Sat, May 10, 2008 - Page 2 News List

DNA barcoding project nears completion: COA

JUST A 'SIDE BENEFIT' The Barcode of Life Databank will use species-specific DNA sequences to identify samples within three days and for less than NT$1,000


Merchants conspiring to pass oilfish for the more expensive cod may soon be unable to do so, as a Barcode of Life Databank (BOLD) capable of identifying fish samples within days is under way and would be completed as early as next year, the Council of Agriculture (COA) said yesterday.

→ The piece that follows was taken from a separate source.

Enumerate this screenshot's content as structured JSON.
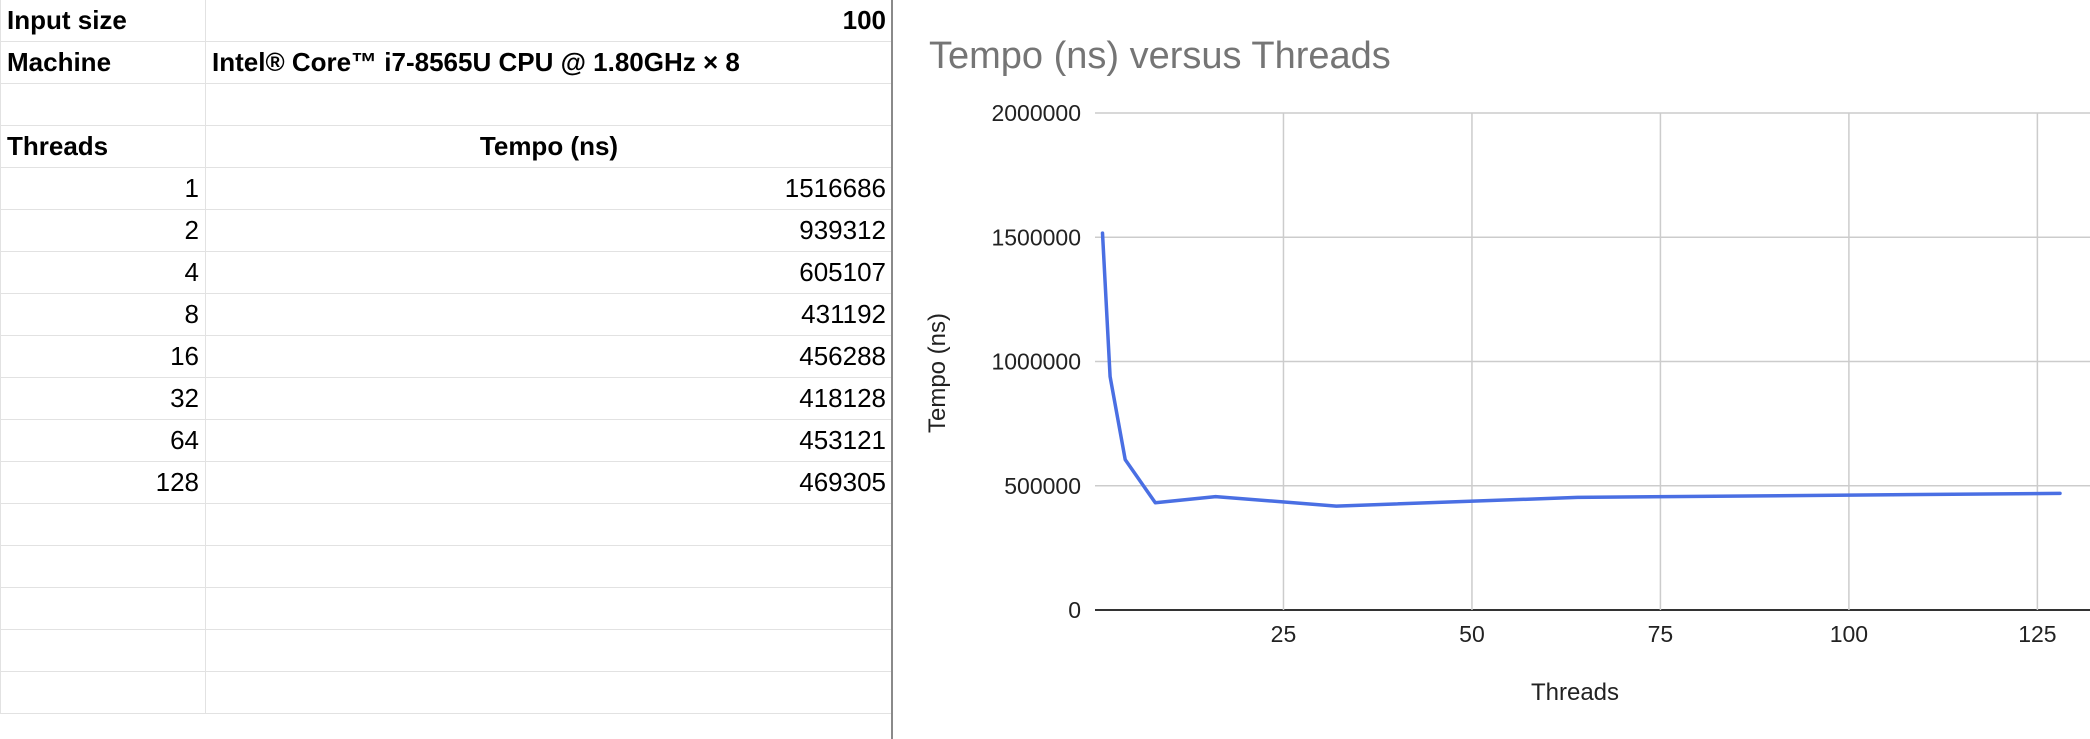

The COA-funded BOLD project is part of the Consortium for the Barcode of Life (CBOL), an international collaboration project devoted to identifying global biological species using DNA barcodes, said project leader and research fellow at the Academia Sinica’s research center for biodiversity, Shao Kwang-tsao (邵廣昭).

“DNA barcoding is a taxonomic technique that uses short but species-specific DNA sequences in the genome for species identification,” Shao said.

The most common section of DNA used is cytochrome c oxidase subunit 1 (CO1), a gene in the mitochondria, because CO1 variation is very small within species but disparate in different species, he said.

Once a species’ CO1 sequence is filed into BOLD, the speedy and economical DNA barcode can analyze fish samples within 3 days for less than NT$1,000.

“For example, when a cargo of fish comes into the country via seaports, we can identify what type of fish they are even with their heads and tails cut off so that consumers can be sure of the type of fish they are purchasing,” he said.

Seaport patrols can similarly use the technique to prevent illegal fish smuggling, he said.

Among the 300-some fish commonly consumed by Taiwanese, 200 fish types have already been successfully identified, Shao said, adding that the databank would be completed by next year.

Though the project was commissioned by the COA, commercial fish identification was merely a “side benefit” of the BOLD project, center research assistant Chen Hsuan-wen (陳宣汶) said.

“Including fish species, CBOL has so far documented 38,762 species globally with 392,594 records in the bank,” he said. “Biodiversity is an invaluable resource we have. For people to know ways to conserve the ecosystem, we must first know what is out there.”

BOLD is a collaboration of international scholars to build a complete global biodiversity databank, aimed at fostering in people a better understanding and appreciation for the vastness of the variety of life on the planet, he said.

For example, he said, the databank can be useful when assessing the biodiversity impact and feasibility of development of a certain area.

“The current environmental impact assessment (EIA) process allows limited time for EIA committees to obtain information on the biodiversity of proposed construction sites,” he said. “If, say, a comprehensive BOLD system was in place, the Suhua Freeway EIA committee would be able to quickly understand the endemic ecosystem, from microorganisms to higher level animals, and make a better informed decision based on the information.”

BOLD further provides continuity in biodiversity taxonomy research, Chen said.

“Many species may not be observed easily, so to pass down valuable information effectively, a globally understandable identification system would be very important, and DNA barcodes fit the bill,” he said.